Thursday, 29 April 2010

premiership and charity

A couple of days ago I received a last minute call on a Sunday evening to do a PR job the following day. I'm happy to do PR and it was a fairly standard press junket with a premiership footballer who was doing some marketing for a new Disney computer game. So I arrived at the boutique hotel in central London and walked into the suit that had been hired to find Sean Wright Phillips sat on a sofa staring intently at a large flat screen TV on which he was playing a racing game called Split Second Reality. As a professional footballer Sean is obviously very competitive and as the various journalists came through for their 30 minute interview which followed pretty much a similar format, Sean took on all challengers and took great pleasure in beating all of them.

It was quite a long session for Sean and having already notched up several hours over the weekend mastering the beta version of the new game he played it fairly constantly for 5 hours through all the interviews, filming and photography.
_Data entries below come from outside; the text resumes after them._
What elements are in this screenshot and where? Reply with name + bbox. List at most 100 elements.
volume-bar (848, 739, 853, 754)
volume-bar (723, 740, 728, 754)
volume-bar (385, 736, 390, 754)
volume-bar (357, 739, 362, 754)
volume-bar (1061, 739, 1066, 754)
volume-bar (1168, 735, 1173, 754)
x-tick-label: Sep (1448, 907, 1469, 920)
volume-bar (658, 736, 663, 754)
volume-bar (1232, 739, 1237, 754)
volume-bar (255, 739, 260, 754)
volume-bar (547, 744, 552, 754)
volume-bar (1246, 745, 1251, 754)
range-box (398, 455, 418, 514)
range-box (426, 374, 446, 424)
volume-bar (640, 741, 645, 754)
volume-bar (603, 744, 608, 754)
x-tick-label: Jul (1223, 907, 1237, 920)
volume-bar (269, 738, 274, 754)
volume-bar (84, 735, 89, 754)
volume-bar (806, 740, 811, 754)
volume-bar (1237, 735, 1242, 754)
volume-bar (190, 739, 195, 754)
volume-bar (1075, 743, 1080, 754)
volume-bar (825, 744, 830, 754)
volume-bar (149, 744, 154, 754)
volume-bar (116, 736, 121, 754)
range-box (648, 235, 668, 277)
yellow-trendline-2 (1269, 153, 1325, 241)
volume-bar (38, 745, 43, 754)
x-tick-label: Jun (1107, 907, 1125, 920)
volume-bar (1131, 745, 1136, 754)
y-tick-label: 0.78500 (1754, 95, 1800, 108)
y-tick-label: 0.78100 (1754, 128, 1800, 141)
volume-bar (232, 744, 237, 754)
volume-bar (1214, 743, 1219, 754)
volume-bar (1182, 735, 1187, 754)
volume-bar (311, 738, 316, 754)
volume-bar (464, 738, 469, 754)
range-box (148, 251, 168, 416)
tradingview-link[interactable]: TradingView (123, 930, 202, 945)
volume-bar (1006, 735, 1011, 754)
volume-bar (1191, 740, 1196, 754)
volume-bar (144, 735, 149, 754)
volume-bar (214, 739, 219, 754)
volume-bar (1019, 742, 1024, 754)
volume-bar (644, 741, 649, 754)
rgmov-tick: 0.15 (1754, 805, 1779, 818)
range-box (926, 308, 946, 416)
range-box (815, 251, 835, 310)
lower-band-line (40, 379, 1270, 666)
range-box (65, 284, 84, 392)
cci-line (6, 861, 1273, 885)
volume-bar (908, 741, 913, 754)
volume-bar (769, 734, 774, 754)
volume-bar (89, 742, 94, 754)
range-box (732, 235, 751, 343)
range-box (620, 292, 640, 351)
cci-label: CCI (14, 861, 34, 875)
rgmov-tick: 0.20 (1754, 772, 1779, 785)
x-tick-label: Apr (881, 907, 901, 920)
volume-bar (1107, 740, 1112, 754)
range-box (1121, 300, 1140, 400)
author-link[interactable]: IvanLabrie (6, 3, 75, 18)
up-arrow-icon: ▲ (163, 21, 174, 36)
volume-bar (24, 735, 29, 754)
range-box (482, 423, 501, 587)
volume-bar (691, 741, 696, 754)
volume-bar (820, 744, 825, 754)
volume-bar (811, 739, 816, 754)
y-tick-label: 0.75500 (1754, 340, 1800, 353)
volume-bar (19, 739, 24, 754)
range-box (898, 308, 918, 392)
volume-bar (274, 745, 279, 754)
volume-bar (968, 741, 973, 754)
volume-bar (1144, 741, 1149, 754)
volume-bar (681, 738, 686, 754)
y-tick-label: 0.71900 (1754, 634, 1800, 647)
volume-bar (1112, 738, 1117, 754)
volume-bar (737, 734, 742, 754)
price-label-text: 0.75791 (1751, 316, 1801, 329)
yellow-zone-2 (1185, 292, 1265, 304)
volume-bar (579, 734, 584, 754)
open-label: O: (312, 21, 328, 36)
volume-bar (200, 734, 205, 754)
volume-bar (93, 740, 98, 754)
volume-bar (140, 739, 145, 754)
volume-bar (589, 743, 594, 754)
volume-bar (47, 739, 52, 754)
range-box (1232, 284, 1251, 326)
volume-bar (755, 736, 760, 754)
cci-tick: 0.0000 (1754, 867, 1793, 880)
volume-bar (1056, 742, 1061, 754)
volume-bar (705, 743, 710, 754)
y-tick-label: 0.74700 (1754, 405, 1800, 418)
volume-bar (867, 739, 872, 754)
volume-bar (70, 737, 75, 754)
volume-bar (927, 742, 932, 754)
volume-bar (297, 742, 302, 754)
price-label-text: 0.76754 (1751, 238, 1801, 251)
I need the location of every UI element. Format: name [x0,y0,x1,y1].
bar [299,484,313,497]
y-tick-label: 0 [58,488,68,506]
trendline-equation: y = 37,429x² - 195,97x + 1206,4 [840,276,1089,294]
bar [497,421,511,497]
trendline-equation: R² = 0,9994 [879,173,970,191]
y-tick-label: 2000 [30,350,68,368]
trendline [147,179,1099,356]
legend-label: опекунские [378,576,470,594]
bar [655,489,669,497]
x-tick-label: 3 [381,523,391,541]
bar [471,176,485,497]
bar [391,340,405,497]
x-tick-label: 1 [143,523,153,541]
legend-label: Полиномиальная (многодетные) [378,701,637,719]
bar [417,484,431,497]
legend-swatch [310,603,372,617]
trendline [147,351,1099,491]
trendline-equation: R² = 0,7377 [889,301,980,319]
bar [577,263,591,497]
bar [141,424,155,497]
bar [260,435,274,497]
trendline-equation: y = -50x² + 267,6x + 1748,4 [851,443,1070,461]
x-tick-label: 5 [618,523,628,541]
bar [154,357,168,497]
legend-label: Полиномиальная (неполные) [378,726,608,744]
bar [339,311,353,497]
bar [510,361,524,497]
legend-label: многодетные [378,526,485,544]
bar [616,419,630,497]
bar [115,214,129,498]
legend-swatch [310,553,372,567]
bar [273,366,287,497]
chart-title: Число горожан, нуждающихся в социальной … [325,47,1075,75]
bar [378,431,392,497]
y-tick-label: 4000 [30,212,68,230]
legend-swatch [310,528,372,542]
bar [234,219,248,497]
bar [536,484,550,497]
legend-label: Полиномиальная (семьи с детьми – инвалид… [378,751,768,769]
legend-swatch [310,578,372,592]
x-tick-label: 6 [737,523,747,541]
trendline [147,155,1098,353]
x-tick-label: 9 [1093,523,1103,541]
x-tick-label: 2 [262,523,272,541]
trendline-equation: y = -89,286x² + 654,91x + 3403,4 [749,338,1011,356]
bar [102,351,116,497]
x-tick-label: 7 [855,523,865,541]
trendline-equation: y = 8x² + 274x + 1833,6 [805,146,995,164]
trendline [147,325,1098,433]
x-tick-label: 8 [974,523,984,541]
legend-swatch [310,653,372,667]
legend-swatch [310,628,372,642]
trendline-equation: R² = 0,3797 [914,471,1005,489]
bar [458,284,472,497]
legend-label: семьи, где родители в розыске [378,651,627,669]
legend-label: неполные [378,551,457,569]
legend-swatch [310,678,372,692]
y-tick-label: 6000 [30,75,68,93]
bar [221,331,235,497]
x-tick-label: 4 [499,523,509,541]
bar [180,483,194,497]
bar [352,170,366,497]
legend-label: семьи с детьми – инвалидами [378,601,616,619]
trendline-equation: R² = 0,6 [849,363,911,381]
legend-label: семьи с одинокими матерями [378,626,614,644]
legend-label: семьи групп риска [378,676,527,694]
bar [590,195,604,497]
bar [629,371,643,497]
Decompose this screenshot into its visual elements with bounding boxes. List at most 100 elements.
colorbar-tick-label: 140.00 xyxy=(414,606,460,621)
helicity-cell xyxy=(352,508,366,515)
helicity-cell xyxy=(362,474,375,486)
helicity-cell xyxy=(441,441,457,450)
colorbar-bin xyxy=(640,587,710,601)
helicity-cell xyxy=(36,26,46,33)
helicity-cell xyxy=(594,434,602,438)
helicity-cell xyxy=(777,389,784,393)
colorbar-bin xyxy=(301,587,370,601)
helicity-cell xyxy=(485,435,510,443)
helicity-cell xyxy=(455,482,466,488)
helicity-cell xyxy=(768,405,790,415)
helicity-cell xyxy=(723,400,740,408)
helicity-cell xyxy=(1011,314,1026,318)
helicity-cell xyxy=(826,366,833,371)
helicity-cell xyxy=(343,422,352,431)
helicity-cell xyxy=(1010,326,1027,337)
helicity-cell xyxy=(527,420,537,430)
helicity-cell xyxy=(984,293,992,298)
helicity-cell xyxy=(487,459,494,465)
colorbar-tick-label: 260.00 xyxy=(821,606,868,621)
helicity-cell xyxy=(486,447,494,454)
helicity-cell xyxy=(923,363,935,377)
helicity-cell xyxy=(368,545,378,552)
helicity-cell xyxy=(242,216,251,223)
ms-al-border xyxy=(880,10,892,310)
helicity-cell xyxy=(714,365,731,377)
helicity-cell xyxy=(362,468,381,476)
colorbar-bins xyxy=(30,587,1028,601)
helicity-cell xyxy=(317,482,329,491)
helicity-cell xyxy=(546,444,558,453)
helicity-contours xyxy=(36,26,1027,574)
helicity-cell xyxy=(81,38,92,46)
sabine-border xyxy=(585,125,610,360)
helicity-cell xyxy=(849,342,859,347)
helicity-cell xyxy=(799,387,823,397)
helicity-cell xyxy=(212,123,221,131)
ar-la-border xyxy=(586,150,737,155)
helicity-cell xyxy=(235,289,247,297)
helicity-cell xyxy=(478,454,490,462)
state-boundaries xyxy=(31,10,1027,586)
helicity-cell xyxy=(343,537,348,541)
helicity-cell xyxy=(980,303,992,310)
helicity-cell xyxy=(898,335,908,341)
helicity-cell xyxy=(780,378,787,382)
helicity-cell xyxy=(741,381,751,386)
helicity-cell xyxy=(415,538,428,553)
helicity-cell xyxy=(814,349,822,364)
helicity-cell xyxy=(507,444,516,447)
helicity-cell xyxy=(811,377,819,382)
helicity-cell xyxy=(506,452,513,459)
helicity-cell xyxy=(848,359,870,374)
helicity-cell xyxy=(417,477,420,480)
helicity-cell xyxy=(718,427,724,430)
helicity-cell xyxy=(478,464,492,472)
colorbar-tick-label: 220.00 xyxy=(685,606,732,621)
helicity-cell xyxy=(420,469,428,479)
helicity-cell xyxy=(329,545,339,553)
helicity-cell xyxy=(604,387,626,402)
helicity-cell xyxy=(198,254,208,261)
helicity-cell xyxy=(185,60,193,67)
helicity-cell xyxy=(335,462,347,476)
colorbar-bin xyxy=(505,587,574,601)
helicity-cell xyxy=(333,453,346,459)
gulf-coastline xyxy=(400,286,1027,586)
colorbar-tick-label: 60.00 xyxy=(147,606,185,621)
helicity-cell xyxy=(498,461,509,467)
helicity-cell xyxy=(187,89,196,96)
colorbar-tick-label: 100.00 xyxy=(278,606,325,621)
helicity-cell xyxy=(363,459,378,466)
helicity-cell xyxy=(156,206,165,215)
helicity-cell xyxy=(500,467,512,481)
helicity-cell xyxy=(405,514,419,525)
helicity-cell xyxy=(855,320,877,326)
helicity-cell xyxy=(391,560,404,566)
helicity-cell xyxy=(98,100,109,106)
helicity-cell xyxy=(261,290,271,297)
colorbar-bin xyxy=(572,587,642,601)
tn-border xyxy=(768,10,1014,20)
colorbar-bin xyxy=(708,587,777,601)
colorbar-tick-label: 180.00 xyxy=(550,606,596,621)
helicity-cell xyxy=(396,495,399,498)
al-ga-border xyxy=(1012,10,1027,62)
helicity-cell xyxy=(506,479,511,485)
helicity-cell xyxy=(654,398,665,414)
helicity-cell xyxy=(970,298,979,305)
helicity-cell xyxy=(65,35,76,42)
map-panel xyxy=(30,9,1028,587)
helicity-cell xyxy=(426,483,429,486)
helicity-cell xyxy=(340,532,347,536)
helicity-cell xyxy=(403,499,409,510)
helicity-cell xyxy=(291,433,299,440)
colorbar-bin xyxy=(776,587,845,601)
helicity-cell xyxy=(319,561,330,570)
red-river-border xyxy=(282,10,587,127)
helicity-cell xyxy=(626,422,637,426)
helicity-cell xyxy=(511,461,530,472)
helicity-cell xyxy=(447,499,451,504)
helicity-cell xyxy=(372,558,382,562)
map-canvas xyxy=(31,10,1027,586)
Overseeing all of this was his manager and Aunty, Dionne Wright. Toward the end of the session she asked me if I was freelance because they were organizing a trip to Guatemala to visit a charity that SWP supports called Education for the Children. I joked that I had a passport and would almost certainly be available not realizing that she was actually enquiring exactly that. So after sending the photographs to the client I sent an email to Dionne outlining my experience with NGO's and editorial as well as sending a link to some pics I did with Oxfam. A phone call last night from Dionne confirmed that the email had gone down well and that they had been impressed with how I worked on the job, relaxed yet professional. She said that they think I will be perfect for the job and they are just waiting to hear if channel 5 are going to come as well to make a doco in which case there will be more money to play with. But even if they don't then apparently that doesn't necessarily mean I won't go. So I am awaiting the call to confirm details and the dreaded conversation about money, the one I always hate and the main reason I sometimes feel I could do with an agent. I have a figure in mind based on what other NGO's pay and how the pictures are licensed after wards but we'll see what their requirements and expectations are first.